During afternoon rush hour March 19, a baker's dozen members of the Portage Democratic Coalition (PDC) rallied in downtown Kent, holding posters and banging pots and pans in opposition to the war in Iraq. They were the last of some 65 citizens who had protested the war starting at 7 AM that morning. It was cold, wet and miserable, with grey slush underfoot and a chill wind bending signs and pushing under scarves. Traffic was heavy, in successive slugs regulated by traffic lights less than a block from each end of the bridge that spans the Cuyahoga River and a lower rail line with heavy freight traffic. The upper tracks, serving the Star of the West milling company and local industries, have a grade crossing with gates, bells, and lights at the east end of the bridge.
That afternoon the railroad gates were malfunctioning. With no locomotive in sight north or south, the gates would come clanging down, blocking traffic both ways across the bridge. Sometimes they would go back up immediately, sometimes they stayed down three or four minutes or longer. Motorists were frustrated — they couldn't see either direction along the tracks, and few were willing to risk crossing into the other lane to get around the gates.
The PDC protesters, however, could see both ways, and schoolteacher Tim Radden quickly sized up the situation, stepped out into the center of the crossing and took charge. Still holding his sign reading BUSH GUILTY OF WAR CRIMES, he beckoned to the eastbound cars clogging the bridge and up past the library to cross over and around the gates. When that lane cleared, he stepped back and motioned to the westbound traffic, by then backed up the hill beyond the Kent Stage. When the gates went up, he rejoined the protesters, then returned to direct traffic when they came down again.

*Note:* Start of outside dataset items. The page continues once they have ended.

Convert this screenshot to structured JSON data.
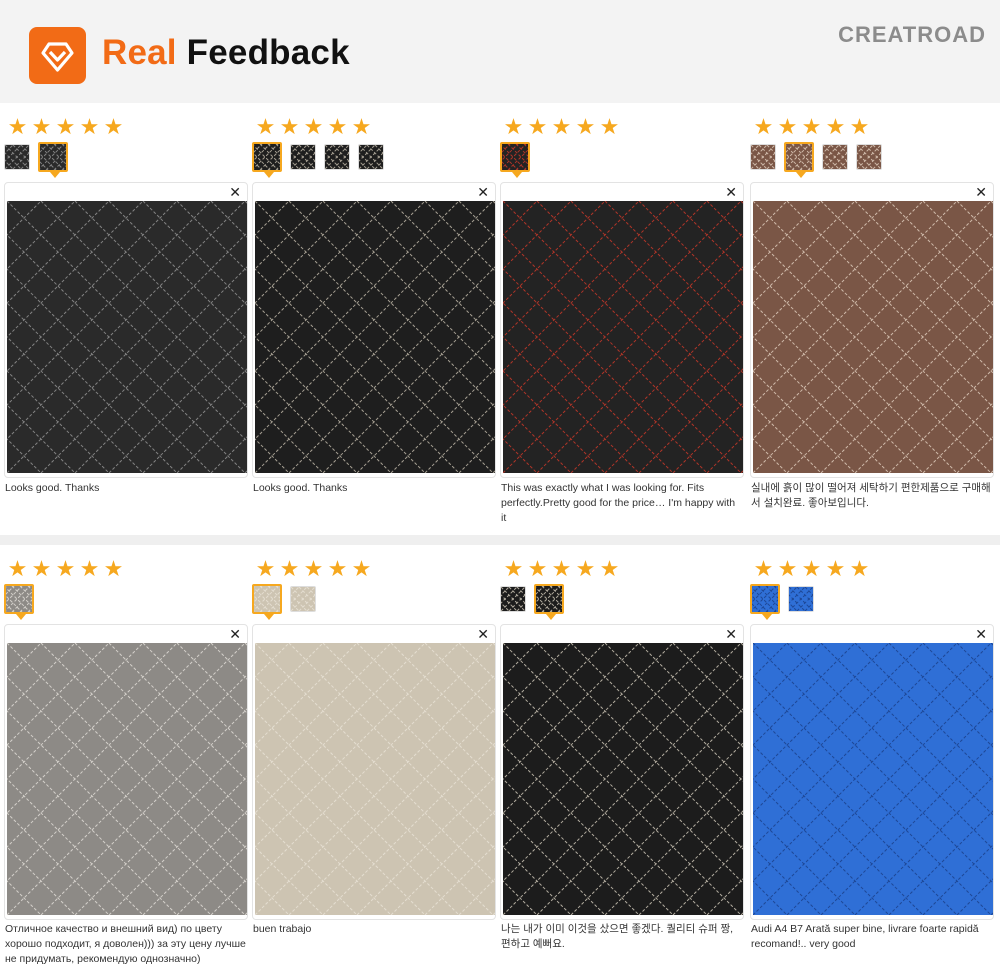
{
  "header": {
    "title_word1": "Real",
    "title_word2": "Feedback",
    "brand": "CREATROAD",
    "accent_color": "#f26b16"
  },
  "star_color": "#f6a81f",
  "reviews": [
    {
      "rating": 5,
      "thumb_count": 2,
      "selected_thumb": 2,
      "text": "Looks good. Thanks",
      "mat_color": "#2a2a2a",
      "stitch_color": "#9a9a9a"
    },
    {
      "rating": 5,
      "thumb_count": 4,
      "selected_thumb": 1,
      "text": "Looks good. Thanks",
      "mat_color": "#1e1e1e",
      "stitch_color": "#c8c0b0"
    },
    {
      "rating": 5,
      "thumb_count": 1,
      "selected_thumb": 1,
      "text": "This was exactly what I was looking for. Fits perfectly.Pretty good for the price… I'm happy with it",
      "mat_color": "#232323",
      "stitch_color": "#d23a2a"
    },
    {
      "rating": 5,
      "thumb_count": 4,
      "selected_thumb": 2,
      "text": "실내에 흙이 많이 떨어져 세탁하기 편한제품으로 구매해서 설치완료. 좋아보입니다.",
      "mat_color": "#7a5646",
      "stitch_color": "#e5d3c3"
    },
    {
      "rating": 5,
      "thumb_count": 1,
      "selected_thumb": 1,
      "text": "Отличное качество и внешний вид) по цвету хорошо подходит, я доволен))) за эту цену лучше не придумать, рекомендую однозначно)",
      "mat_color": "#8d8a86",
      "stitch_color": "#e6e2dc"
    },
    {
      "rating": 5,
      "thumb_count": 2,
      "selected_thumb": 1,
      "text": "buen trabajo",
      "mat_color": "#cdc4b2",
      "stitch_color": "#eae4d8"
    },
    {
      "rating": 5,
      "thumb_count": 2,
      "selected_thumb": 2,
      "text": "나는 내가 이미 이것을 샀으면 좋겠다. 퀄리티 슈퍼 짱, 편하고 예뻐요.",
      "mat_color": "#1c1c1c",
      "stitch_color": "#d8d0c0"
    },
    {
      "rating": 5,
      "thumb_count": 2,
      "selected_thumb": 1,
      "text": "Audi A4 B7 Arată super bine, livrare foarte rapidă recomand!.. very good",
      "mat_color": "#2f6fd6",
      "stitch_color": "#1a3e86"
    }
  ]
}
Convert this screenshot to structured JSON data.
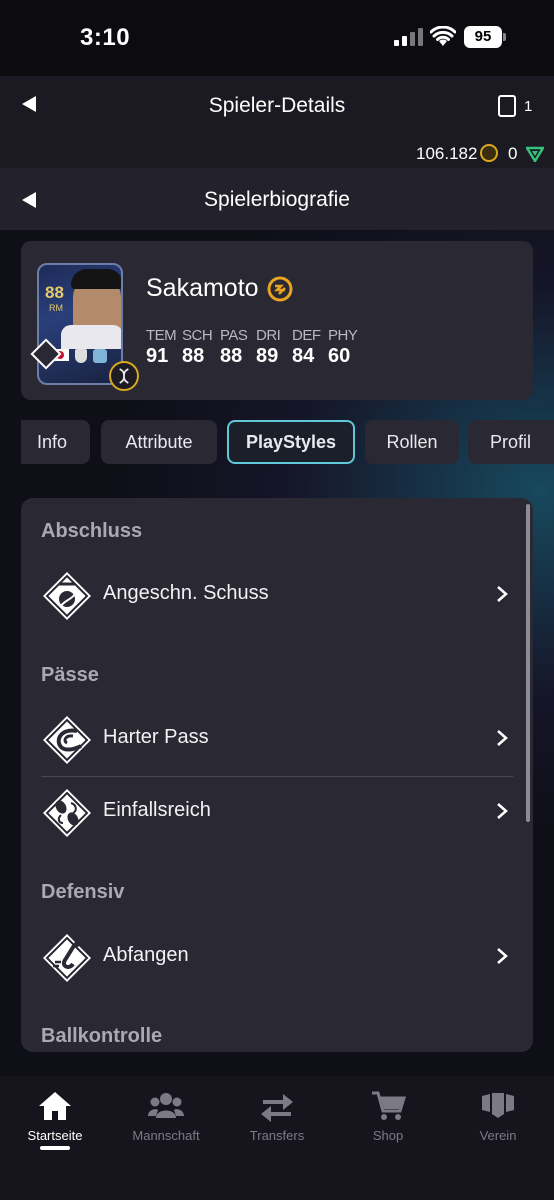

For about an hour that afternoon one individual, backed by a small group of people who could see a little way along the tracks made a small difference in the lives of a small number of people in a small Ohio town.
The anti-war message of the PDC got a boost as well. Many drivers honked, or gave hand-signs of support and appreciation. For a little time, both motorists and protesters saw each other as neighbors addressing a common challenge.
It took courage for Tim to step out and direct traffic — a more cautious person might have worried about getting run over, assaulted, sued, arrested or scolded.
Everyone recognized that the mechanism controlling the crossing gates was malfunctioning — some random short-circuit or worn relay that would eventually be identified and fixed.
The mechanism controlling the war in Iraq is malfunctioning, though not at random. President Bush has deliberately and repeatedly lowered the gates, flashing red lights and clanging bells over false locomotives. He has criminally neglected machinery that should save lives and make them better, and irresponsibly perverted systems that should protect homes and families. The consequences are horrific: humans beings are blown up, dismembered, burned, poisoned, infected and terrorized, and their lives twisted and cruelly damaged.
I opposed attacking Iraq from the time it was first proposed. Yet I was never able to completely shake off the suspicion or feeling that Bush (and Colin Powell) might be seeing something I wasn't seeing. And so I, and many others, including some now running for President, didn't do enough. We thought we could stop the war with sound reasoning and appeals to compassion or sanity in op-eds, letters to editors and public officials, with earnest bloggery, with marches, rallies and vigils, or by signing on-line petitions, by supporting MoveOn.org, or finally by electing a new Congress.
Seven springs into the Bush administration it has become plain it doesn't work. Not only the war in Iraq hasn't worked, our efforts to stop it haven't worked, and Congress apparently isn't capable of stopping the war or taking control of it.
Congress has one other possible action — impeachment: remove the malfunctioning machine running this war: war criminal-in-chief George W. Bush.
For the next eighteen months we need leaders dedicated to helping people learn to live as neighbors in today's world, schoolteachers who can direct local traffic and help us fix the mechanisms of constitutional democracy and make it work both for our small towns and the global village of mankind.
What most people want — in Kent and worldwide — is to get across the river, get to work, get home to their kids, get groceries; mostly just to get on with their lives.
Neither our American soldiers nor the Iraqi people deserve to be kept in the bloody hell that Bush won't and Congress can't get them out of. Congress can — and we must make them — impeach the war criminal who created it.